# Final Model Evaluation on V2 (Cropped) Dataset

This notebook loads the two final models trained on the refined V2 dataset and evaluates their performance on the test set.

In [None]:
import numpy as np
import tensorflow as tf
from pathlib import Path
from tensorflow.keras.preprocessing.image import ImageDataGenerator
from sklearn.metrics import classification_report, confusion_matrix
import seaborn as sns
import matplotlib.pyplot as plt

# --- Configuration ---
PROJECT_ROOT = Path.cwd().parent # Assumes notebook is in /notebooks
TEST_DIR = PROJECT_ROOT / "data/test"
SCRATCH_MODEL_PATH = PROJECT_ROOT / "saved_models/scratch_model.keras"
TRANSFER_MODEL_PATH = PROJECT_ROOT / "saved_models/transfer_model.keras"
IMAGE_SIZE = (150, 150)
BATCH_SIZE = 32

# --- Load Test Data ---
test_datagen = ImageDataGenerator(rescale=1./255)
test_generator = test_datagen.flow_from_directory(
    TEST_DIR,
    target_size=IMAGE_SIZE,
    batch_size=BATCH_SIZE,
    class_mode='categorical',
    shuffle=False
)

class_names = list(test_generator.class_indices.keys())

## 1. Evaluation of Model #1-V2 (Custom CNN from Scratch)

In [None]:
# Load the model
scratch_model = tf.keras.models.load_model(SCRATCH_MODEL_PATH)

# Generate predictions
y_pred_scratch = np.argmax(scratch_model.predict(test_generator), axis=1)
y_true = test_generator.classes

# Print Classification Report
print("Classification Report for Scratch Model (V2 Data):")
print(classification_report(y_true, y_pred_scratch, target_names=class_names))

# Display Confusion Matrix
cm_scratch = confusion_matrix(y_true, y_pred_scratch)
plt.figure(figsize=(8, 6))
sns.heatmap(cm_scratch, annot=True, fmt='d', cmap='Blues', xticklabels=class_names, yticklabels=class_names)
plt.title('Confusion Matrix - Scratch Model (V2 Data)')
plt.ylabel('Actual')
plt.xlabel('Predicted')
plt.show()

### Analysis of Scratch Model (V2)

The model achieved an overall accuracy of **63%**. While a significant improvement over the V1 baseline, its performance remains limited. 

The confusion matrix reveals a key weakness: massive confusion between `paper` and `scissors`. When the gesture was `scissors`, the model incorrectly predicted it as `paper` 24 times. The model has learned some distinct features (like the closed fist for `rock`, giving it high precision), but it lacks the sophistication to differentiate between the more nuanced open-fingered gestures. This demonstrates the inherent difficulty of training a deep network from scratch on a limited dataset, even a clean one.

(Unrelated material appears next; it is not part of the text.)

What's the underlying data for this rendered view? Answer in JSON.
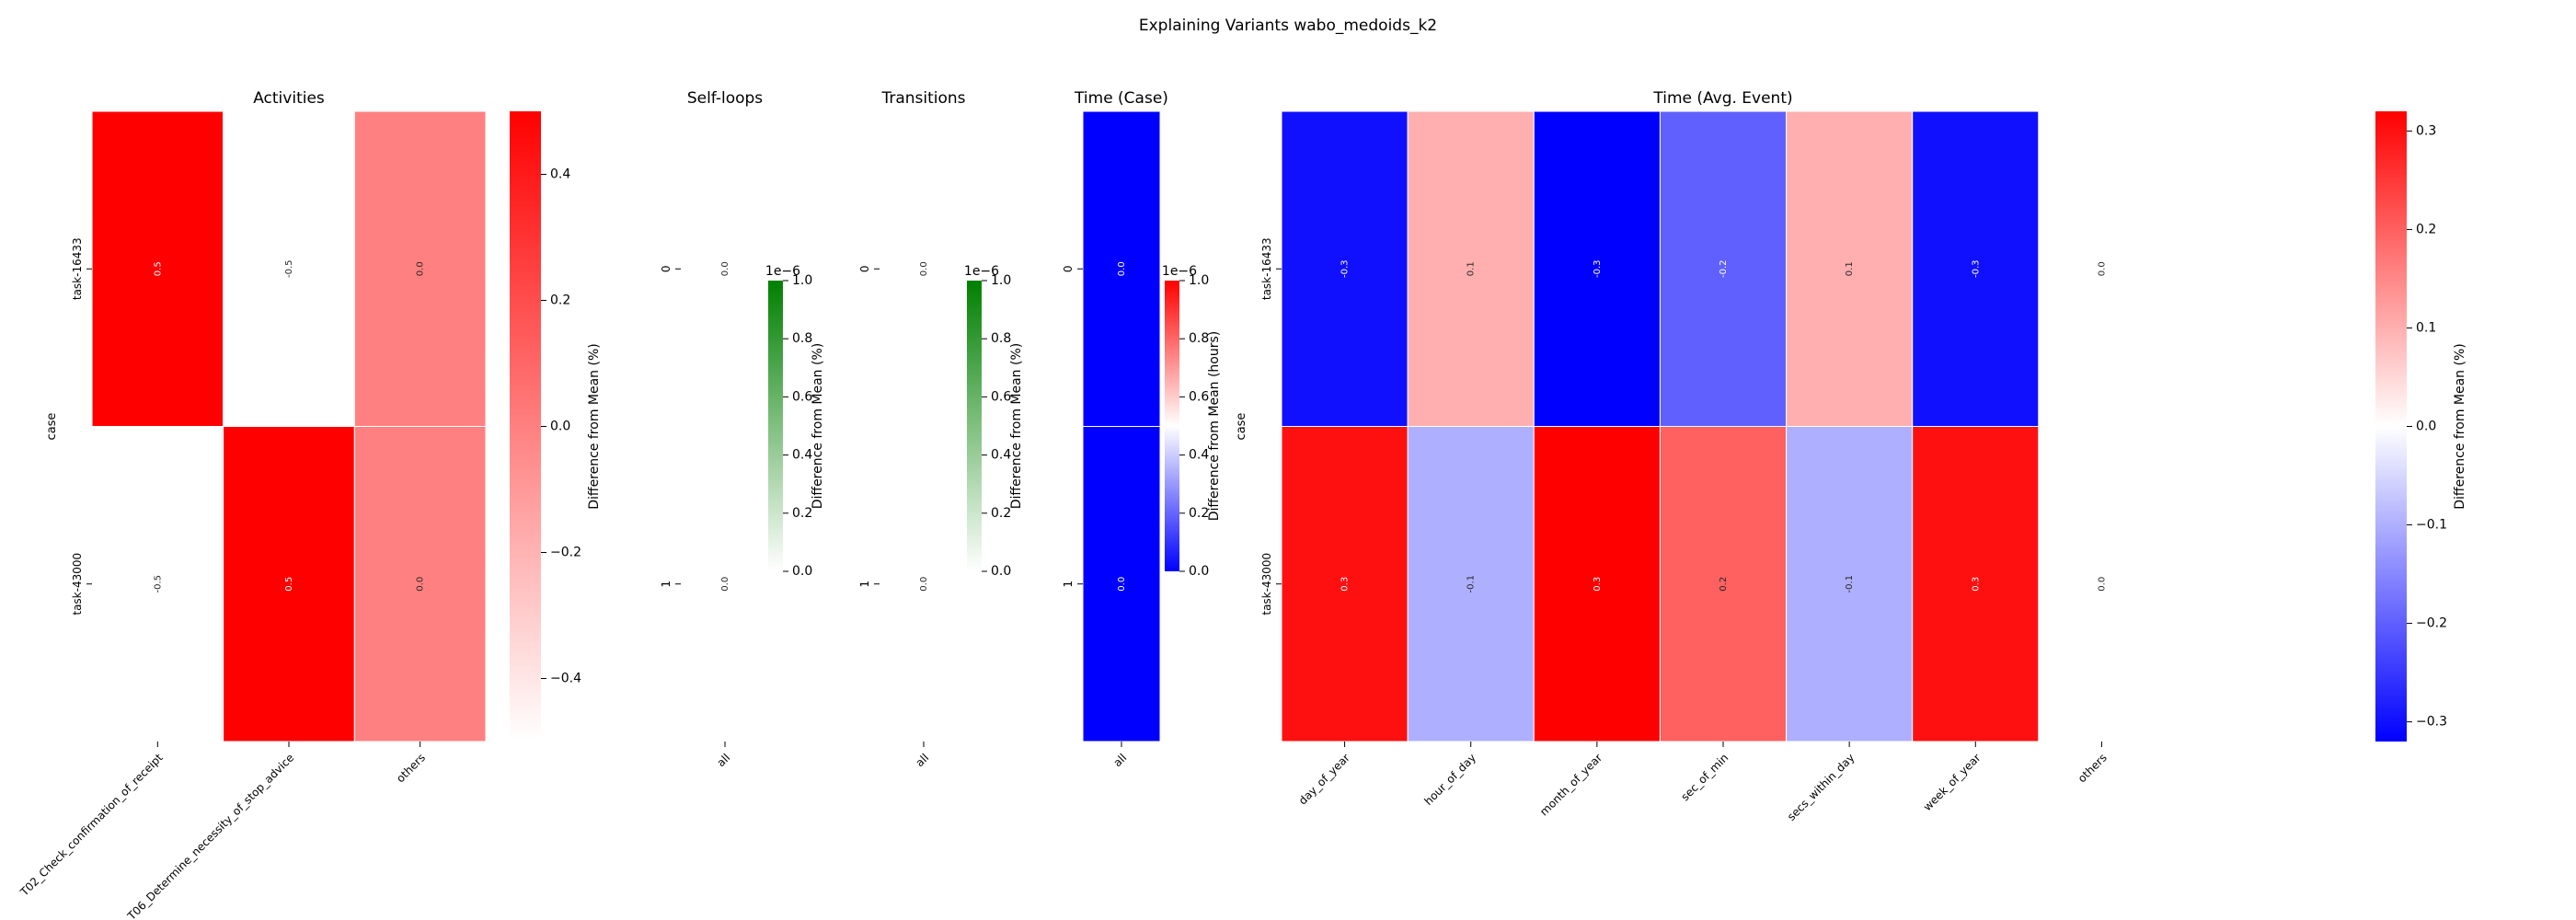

## 2. Evaluation of Model #2-V2 (Transfer Learning)

In [None]:
# Load the model
transfer_model = tf.keras.models.load_model(TRANSFER_MODEL_PATH)

# Generate predictions
y_pred_transfer = np.argmax(transfer_model.predict(test_generator), axis=1)

# Print Classification Report
print("Classification Report for Transfer Learning Model (V2 Data):")
print(classification_report(y_true, y_pred_transfer, target_names=class_names))

# Display Confusion Matrix
cm_transfer = confusion_matrix(y_true, y_pred_transfer)
plt.figure(figsize=(8, 6))
sns.heatmap(cm_transfer, annot=True, fmt='d', cmap='Blues', xticklabels=class_names, yticklabels=class_names)
plt.title('Confusion Matrix - Transfer Model (V2 Data)')
plt.ylabel('Actual')
plt.xlabel('Predicted')
plt.show()

### Analysis of Transfer Learning Model (V2)

The transfer learning model achieved a final accuracy of **74%**. While numerically lower than the 83% achieved on the flawed V1 data, this result represents a more significant and successful outcome.

The model is now **more balanced and robust**. Critically, the F1-score for the previously problematic `scissors` class has improved to **0.75**. By removing the background "cheat" from the V1 data, the model was forced to solve the harder, correct problem. This 74% score reflects a **genuine understanding** of the hand gestures, proven by its more equitable performance across all classes. This demonstrates the critical principle that a lower accuracy on the correct problem is more valuable than a high accuracy on the wrong one.